The text of "La Espero" is notoriously difficult to translate into English, largely because of the complicated sentence structure, the rhythm, and the use of quasi-religious language. Most of the translation attempts I've seen fail in one way or another to present the poem adequately. I just found a translation from the 1940's, however, that does a pretty decent job. It's from "La Brita Esperantisto", and is reproduced in the appendix material of Margaret Hagler's dissertation "The Esperanto Language as a Literary Medium".
I'm not saying this is great literature, but it is an interesting--and largely successful--attempt at translating this well-known poem.
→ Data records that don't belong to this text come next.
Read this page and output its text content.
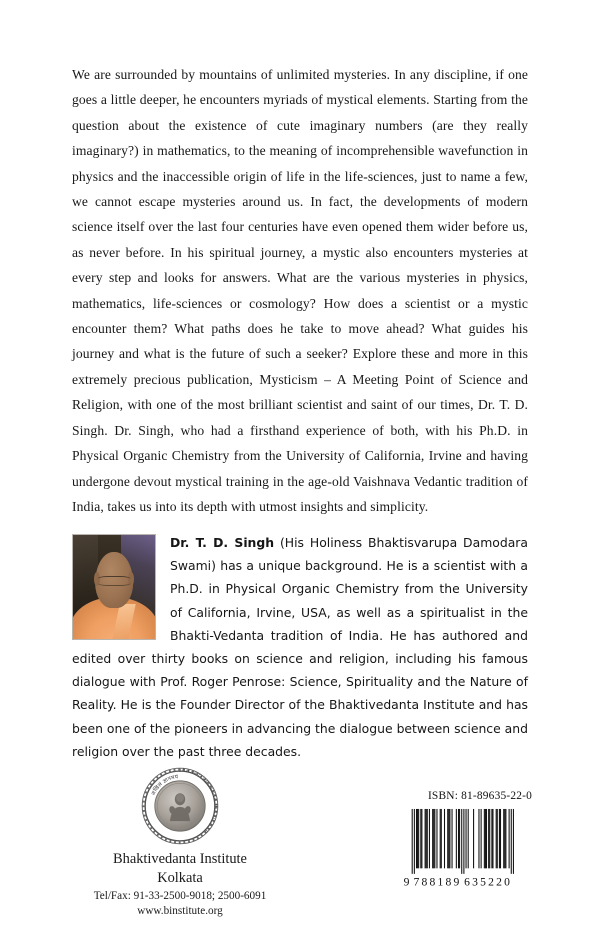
We are surrounded by mountains of unlimited mysteries. In any discipline, if one goes a little deeper, he encounters myriads of mystical elements. Starting from the question about the existence of cute imaginary numbers (are they really imaginary?) in mathematics, to the meaning of incomprehensible wavefunction in physics and the inaccessible origin of life in the life-sciences, just to name a few, we cannot escape mysteries around us. In fact, the developments of modern science itself over the last four centuries have even opened them wider before us, as never before. In his spiritual journey, a mystic also encounters mysteries at every step and looks for answers. What are the various mysteries in physics, mathematics, life-sciences or cosmology? How does a scientist or a mystic encounter them? What paths does he take to move ahead? What guides his journey and what is the future of such a seeker? Explore these and more in this extremely precious publication, Mysticism – A Meeting Point of Science and Religion, with one of the most brilliant scientist and saint of our times, Dr. T. D. Singh. Dr. Singh, who had a firsthand experience of both, with his Ph.D. in Physical Organic Chemistry from the University of California, Irvine and having undergone devout mystical training in the age-old Vaishnava Vedantic tradition of India, takes us into its depth with utmost insights and simplicity.
Dr. T. D. Singh (His Holiness Bhaktisvarupa Damodara Swami) has a unique background. He is a scientist with a Ph.D. in Physical Organic Chemistry from the University of California, Irvine, USA, as well as a spiritualist in the Bhakti-Vedanta tradition of India. He has authored and edited over thirty books on science and religion, including his famous dialogue with Prof. Roger Penrose: Science, Spirituality and the Nature of Reality. He is the Founder Director of the Bhaktivedanta Institute and has been one of the pioneers in advancing the dialogue between science and religion over the past three decades.
BHAKTIVEDANTA INSTITUTE
अखिलं ज्ञानमयं
Bhaktivedanta Institute
Kolkata
Tel/Fax: 91-33-2500-9018; 2500-6091
www.binstitute.org
ISBN: 81-89635-22-0
9 788189 635220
It's interesting that it remains sing-able to the usual music.
Trans. by Janet Caw
The British Esperantist, July, 1942
To the world has come a strange new glory,
Through the world a mighty voice is crying:
On the wings of every breeze the story
Now from place to place is swiftly flying.
Not with thirsty sword for blood desiring
It would draw earth’s family together:
To a world towards war for aye aspiring
It will bring a holy peace forever.
‘Neath the sacred sign of Hope’s fair banner
Here are gathered hosts for peaceful fighting:
And the cause will grow in wondrous manner,
Hope and labour hand in hand uniting:
Strongly stand those age-old walls which sever
All the peoples fiercely rent asunder:
But the stubborn walls will fall for ever,
By Love’s holy passion beaten under.
On a single neutral tongue foundation,
Understanding ev’ry race the other,
All the tribes of earth shall make one nation,
And no longer man shall hate his brother.
So our faithful band will toil and labour
Will not cease their peaceable endeavor,
Till the glorious dream—each man a neighbor—
Realised, shall bless the earth forever.